Tuesday, January 6, 2015

Nigeria’s Broken Children

SOURCE: www.marcusbleasdale.com
By Adejoh Idoko Momoh.
Do you know Nigeria has an internally displaced population of 3.3million? And most of these displaced people are women and children? As things are these 3.3 million people are only the officially registered internally displaced persons and many other unregistered internally displaced persons may exist. About 850,000 people in Nigeria’s North East region are internally displaced and the National Emergency Management Agency has set up only 23 camps to cater for them. What this means is that this agency expects an average of about 36,956 people to live in any one of these 23 camps which are mostly National Youth Service Corp camps or secondary schools that do not have the facilities to deal with such a population.
Sometimes, I wonder what it means to be displaced. What it means to abandon your home, to run from the certainty of all that is familiar into the uncertainty of mountains and bushes. In all my questing, I have asked a few people what that all important thing they will take is: when they hear bombs in distance and the sound of gunfire approach, what is that one thing they take as they leave, of all the people I have asked two variables kept recurring; certificates and cash. A few people said things like iPads and travel documents, but those were really few.
In justification of the choice of their certificates, most people say that when the insurgents eventually are conquered and there is relative security, only their certificates will help them rebuild their lives. Considering that since the civil war in 1960 at no point have Nigerians been forced to leave their houses such as now and when there is a constant threat of death education mostly becomes secondary, it is encouraging that people still believe in the capacity of education to get them out of hopelessness and into opportunity.

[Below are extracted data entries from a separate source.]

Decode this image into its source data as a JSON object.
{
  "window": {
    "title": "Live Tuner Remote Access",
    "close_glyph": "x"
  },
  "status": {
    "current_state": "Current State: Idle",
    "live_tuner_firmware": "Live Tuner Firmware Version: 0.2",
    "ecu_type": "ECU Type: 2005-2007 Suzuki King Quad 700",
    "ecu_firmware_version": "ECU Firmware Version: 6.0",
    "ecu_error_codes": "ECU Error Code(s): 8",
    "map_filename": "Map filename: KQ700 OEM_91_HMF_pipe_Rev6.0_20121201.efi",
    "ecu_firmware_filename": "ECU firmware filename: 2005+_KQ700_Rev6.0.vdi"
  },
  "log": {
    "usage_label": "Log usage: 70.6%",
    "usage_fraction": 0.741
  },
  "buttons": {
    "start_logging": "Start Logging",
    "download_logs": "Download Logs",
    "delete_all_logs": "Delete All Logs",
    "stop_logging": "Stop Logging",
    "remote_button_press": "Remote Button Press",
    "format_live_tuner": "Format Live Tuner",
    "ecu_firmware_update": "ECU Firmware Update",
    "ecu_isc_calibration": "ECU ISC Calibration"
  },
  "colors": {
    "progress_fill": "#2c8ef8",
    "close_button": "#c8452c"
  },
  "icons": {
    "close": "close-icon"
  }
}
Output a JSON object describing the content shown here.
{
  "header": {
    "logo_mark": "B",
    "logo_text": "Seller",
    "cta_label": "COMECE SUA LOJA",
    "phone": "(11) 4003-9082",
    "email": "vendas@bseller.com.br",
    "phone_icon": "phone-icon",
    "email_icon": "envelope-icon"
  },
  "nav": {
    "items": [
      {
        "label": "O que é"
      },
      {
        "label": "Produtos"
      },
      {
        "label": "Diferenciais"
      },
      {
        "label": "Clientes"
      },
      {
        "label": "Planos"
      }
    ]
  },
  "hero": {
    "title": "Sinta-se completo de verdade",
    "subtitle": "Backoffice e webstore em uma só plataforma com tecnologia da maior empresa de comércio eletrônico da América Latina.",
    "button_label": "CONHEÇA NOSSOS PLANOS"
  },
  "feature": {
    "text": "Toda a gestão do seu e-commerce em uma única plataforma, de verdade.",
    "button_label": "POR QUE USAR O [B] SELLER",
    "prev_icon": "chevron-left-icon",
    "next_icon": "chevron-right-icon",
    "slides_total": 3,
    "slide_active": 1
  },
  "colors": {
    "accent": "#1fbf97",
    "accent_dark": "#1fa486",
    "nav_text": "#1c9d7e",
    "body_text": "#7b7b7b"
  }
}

In all of these, children are perhaps the worst hit as they are most times pulled from schools and develop an unwillingness to return to education. It is not hard to imagine why. The insurgents who terrorize them serve to fight and banish Western education, the psychological effects of this is in time schools begin to remind these children of horror, of death and bombs.
Perhaps to alleviate this, in addition to clothing and food drives we carry out for displaced persons, we should provide these camps with teachers and mentors. With guides and matrons, because when you live in such atrocious circumstances there is the tendency that your world becomes small; reduced from beauty and possibilities to the sound of shelling and gunshots.
This by itself is a tragedy we must never allow happen: we must raise structures that empower Internally Displace Persons (IDPs) to change their mindsets from those of victims to survivors. As it is, we are doing dangerously little to help child victims and it is only our help that can help them win the war against the very same insurgents who made them leave their homes and schools in the first place. Doing anything less will amount to the insurgents winning and the children loosing.
Most people argue that from the United States to Kenya and Pakistan or France, Nigeria is not the only country battling insurgency either on its shores or in an ally nation. The thing with the Nigerian state is that we lack the capacities these nations have demonstrated in dealing with these insurgencies and even when we make progress in infrastructure or the economy, lives don’t improve because the basic necessity of security is not provided.
On one of the only times I met a displaced child; I asked her the kind of questions you expect a concerned older person to ask. I asked her ‘what do you want to be when you grow up?’ I half expected to hear doctor or pilot or hair dresser, but no. Her face turned blank and she said ‘Alive’. ‘I want to be alive when I grow up’. I did not ask any more questions. The tragedy that the Nigerian state has become hit me.